Is Win16 / Win32 GDI which goes back to 1985 an immediate mode GUI?

Win32 GUI common controls are a pretty thin layer over GDI and you can always take over WM_PAINT and do whatever you like.

If you make your own control you musts handle WM_PAINT which seems pretty immediate to me.

https://learn.microsoft.com/en-us/windows/win32/learnwin32/y...

Difference between game engine and say GDI is just the window buffer invalidation, WM_PAINT is not called for every frame, only when windows thinks the windows rectangle has changed and needs to be redrawn independently of screen refresh rate.

I guess I think of retained vs immediate in the graphic library / driver because that allows for the GPU to take over more and store the objects in VRAM and redraw them. At the GUI level thats just user space abstractions over the rendering engine, but the line is blurry.

No, that is event based programming, and also the basis of retained rendering, because you already have the controls that you compose, or subclass.

Handling WM_PAINT is no different from something like OnPaint() on a base class.

This was actually one of mindset shifts when moving from MS-DOS into Windows graphics programming.

  • Event based or loop based is separate from retained or immediate.

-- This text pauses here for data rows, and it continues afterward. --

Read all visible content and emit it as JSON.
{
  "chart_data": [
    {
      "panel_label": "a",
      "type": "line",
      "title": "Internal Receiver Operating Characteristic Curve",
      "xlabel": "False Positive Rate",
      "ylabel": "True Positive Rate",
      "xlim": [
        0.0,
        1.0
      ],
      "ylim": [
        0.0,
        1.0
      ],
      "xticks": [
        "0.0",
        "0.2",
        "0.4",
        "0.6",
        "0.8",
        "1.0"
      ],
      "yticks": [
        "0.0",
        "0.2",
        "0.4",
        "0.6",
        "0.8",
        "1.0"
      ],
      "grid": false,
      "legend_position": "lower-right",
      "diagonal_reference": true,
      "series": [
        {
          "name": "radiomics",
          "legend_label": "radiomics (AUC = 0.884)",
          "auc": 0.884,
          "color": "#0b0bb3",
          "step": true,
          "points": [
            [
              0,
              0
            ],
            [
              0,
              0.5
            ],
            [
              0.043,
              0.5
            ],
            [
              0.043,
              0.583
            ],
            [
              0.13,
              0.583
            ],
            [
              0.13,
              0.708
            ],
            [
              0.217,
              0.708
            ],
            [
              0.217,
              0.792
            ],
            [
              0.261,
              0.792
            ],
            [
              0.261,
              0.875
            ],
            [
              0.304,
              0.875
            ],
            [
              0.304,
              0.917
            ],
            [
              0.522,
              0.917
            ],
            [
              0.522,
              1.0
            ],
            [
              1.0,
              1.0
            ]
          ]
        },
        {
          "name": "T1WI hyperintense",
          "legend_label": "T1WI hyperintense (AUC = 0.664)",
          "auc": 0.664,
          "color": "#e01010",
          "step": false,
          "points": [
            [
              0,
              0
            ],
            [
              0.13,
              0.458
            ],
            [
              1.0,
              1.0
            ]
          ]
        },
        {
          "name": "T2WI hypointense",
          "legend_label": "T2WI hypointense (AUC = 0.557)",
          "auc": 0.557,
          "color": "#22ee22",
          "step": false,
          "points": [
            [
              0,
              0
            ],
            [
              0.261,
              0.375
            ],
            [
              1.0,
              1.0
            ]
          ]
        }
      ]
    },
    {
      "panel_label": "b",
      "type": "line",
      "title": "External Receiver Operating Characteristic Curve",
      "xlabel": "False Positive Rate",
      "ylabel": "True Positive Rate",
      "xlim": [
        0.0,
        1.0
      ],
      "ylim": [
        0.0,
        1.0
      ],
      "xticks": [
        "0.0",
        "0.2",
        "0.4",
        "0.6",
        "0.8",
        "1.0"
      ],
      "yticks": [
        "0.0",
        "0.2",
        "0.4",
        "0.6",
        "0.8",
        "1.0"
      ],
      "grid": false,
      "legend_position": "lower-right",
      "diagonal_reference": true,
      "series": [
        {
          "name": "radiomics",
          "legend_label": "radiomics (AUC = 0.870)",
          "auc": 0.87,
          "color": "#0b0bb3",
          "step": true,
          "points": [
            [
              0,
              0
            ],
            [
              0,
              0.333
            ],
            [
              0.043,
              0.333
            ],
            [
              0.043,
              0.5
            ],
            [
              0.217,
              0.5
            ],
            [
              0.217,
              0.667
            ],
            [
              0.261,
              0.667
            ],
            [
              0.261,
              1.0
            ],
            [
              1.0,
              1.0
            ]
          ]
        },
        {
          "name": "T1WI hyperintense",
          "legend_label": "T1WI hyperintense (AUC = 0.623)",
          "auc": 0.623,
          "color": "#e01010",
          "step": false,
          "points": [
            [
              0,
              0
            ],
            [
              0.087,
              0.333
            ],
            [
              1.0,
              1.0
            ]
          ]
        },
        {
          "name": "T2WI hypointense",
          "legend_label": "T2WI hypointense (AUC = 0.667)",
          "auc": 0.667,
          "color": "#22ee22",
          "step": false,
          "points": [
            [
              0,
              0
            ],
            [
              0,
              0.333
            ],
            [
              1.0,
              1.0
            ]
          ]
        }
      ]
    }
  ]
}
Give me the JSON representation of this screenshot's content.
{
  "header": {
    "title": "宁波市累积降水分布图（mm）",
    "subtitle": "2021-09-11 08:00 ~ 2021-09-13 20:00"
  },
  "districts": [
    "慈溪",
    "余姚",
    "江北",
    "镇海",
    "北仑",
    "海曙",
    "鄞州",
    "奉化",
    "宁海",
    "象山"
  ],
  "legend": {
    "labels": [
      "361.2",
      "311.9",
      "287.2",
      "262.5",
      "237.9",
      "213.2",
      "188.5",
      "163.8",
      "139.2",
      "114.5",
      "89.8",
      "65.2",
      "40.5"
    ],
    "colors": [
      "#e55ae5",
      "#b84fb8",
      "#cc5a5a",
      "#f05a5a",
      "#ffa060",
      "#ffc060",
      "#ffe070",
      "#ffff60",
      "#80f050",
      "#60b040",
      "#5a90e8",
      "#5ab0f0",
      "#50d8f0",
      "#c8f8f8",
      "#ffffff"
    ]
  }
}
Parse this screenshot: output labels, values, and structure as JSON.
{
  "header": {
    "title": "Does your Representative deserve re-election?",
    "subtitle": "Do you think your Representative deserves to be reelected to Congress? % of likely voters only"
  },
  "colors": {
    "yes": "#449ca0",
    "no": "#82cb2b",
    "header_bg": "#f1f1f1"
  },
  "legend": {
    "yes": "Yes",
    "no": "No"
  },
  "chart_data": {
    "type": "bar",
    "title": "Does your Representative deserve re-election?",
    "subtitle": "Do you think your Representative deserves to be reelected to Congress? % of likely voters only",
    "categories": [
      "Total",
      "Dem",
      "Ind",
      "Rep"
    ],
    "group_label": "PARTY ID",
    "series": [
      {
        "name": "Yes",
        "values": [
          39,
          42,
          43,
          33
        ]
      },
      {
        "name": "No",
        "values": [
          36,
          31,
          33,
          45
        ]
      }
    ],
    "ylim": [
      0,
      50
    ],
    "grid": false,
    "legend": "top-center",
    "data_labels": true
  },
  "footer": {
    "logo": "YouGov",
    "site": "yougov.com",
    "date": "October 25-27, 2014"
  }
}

    The canvas api in the browser is immediate mode driven by events such as requestAnimationFrame

    If you do not draw in WM_PAINT it will not redraw any state on its own within your control.

    GDI is most certainly an immediate mode API and if you have been around long enough for DOS you would remember how to use WM_PAINT to write a game loop renderer before Direct2D in windows. Remember BitBlt for off screen rendering with GDI in WM_PAINT?

    https://learn.microsoft.com/en-us/windows/win32/direct2d/com...

    • I even remember WinG, Win32s and co.

      You are forgeting most folks did not use bare bones C with WM_PAINT and nothing else.

      Most sane devs were quick to adopt C++, even Petzold books moved into C++ still during Windows 3.1 days, although the code samples stayed pretty much the C subset common to both languages, see the preface on his book.

      As such many games had their own retained frameworks built on top of Win32 controls, wrapped into C++ classes, or if they were casual games, they would build upon OWL, VCL (Borland TP, C++, Delphi), MFC (VC++), VB.

      The kind of games where you would get a bootload of shovelware CDs when buying a Media PC with MS-DOS/Windows 3.1.